Morgan and the rest of the 4th grade class are all making their voice-acting debut by recording audiobooks for the fundraiser that will support their class gift to the Lower School before they head off to the Middle School.
“Traditionally, that fundraiser has been a car wash or a bake sale,” said Sherrese Smith (P ’29, P ’31), one of the 4th grade class representatives. “The challenge we had was finding something that will excite the kids, still be interactive, not put a lot of responsibility on the parents, but really be a community project.”
“We looked at half a dozen of different ideas, and I remembered hearing about how a lot of the Harry Potter celebrities read different parts of the Harry Potter books as a charity project,” said Tarun Upaday (P ’29, P ’32), another class representative. “And I thought that was interesting, and that was the basis of the idea. We kicked it around a little bit: Can we do a podcast? Can we do a video? Ultimately, we wanted to do something that all the kids could work on together, but asynchronously at their own time.”
“And with the School’s focus on literacy in general, we thought that this would also work well with the other initiatives that the School really promotes,” added Smith.
So, after the grown-ups made sure all of the stories were in the public domain, the students started reading. They also adapted some of the stories that may not have aged well.
“In the beginning of the book, there was originally a cake and a bottle of wine,” said Morgan, who read The Golden Goose. “That’s not very appropriate, so we changed it to milk. And in the original, the prize was going to be the princess, but we decided to change that so the prize was a diamond.”
“It was an easy way for these subjects to be brought up, where you can say, ‘Hey, does that make sense? Would that happen in this day and age?’” said Smith. “And a lot of these kids would say, ‘Oh, that is not appropriate.’ It was a good way to tackle difficult issues, so it added another benefit to a great project.”
“I enjoyed the diversity that we were able to bring in,” Upaday said. “There were a lot of stories which are very well known, but we were able to include stories from other cultures. We got some stories from the Hawaiian culture and the Filipino culture, and it gave a little bit of a wider perspective.”
Though they’re younger than most audiobook narrators, the students see their age as an advantage.

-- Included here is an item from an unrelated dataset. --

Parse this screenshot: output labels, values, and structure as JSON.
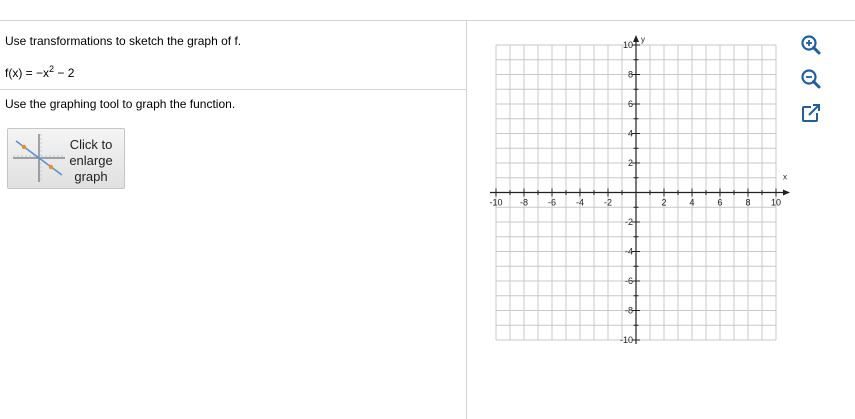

“It makes kids who listen feel more included,” said Kabir ’29, who read The Queen Bee. “If it’s adults reading, kids may not want to listen to it, but if it’s kids reading, they’ll feel like it’s more about them.”
“Even though the students have been working at home, they understand that they’re a piece in a larger puzzle; I think it has really given them a connection,” Smith said. “The hardest thing this year is keeping that sense of community and keeping the 4th graders feeling like they are a class in a very important year. And this is not just a 4th grade activity; it really is a School activity. Even if you don’t have a 4th grader, what a great gift to give to parents who might have younger ones who will get a kick out of hearing someone their age reading these stories.”
“Raising money is a big part of why we’re doing this, but even more important is that the kids have fun doing this, that they can relate to the purpose, and that they are doing it together for a good cause,” Upaday said. “And it hopefully, it will last a long time. It’s something that we can play, or their grandparents can listen to and play and remember what their student sounded like.”
In fact, Upaday already has future plans for his son’s audiobook: “I’m looking forward to playing it at his bachelor party.”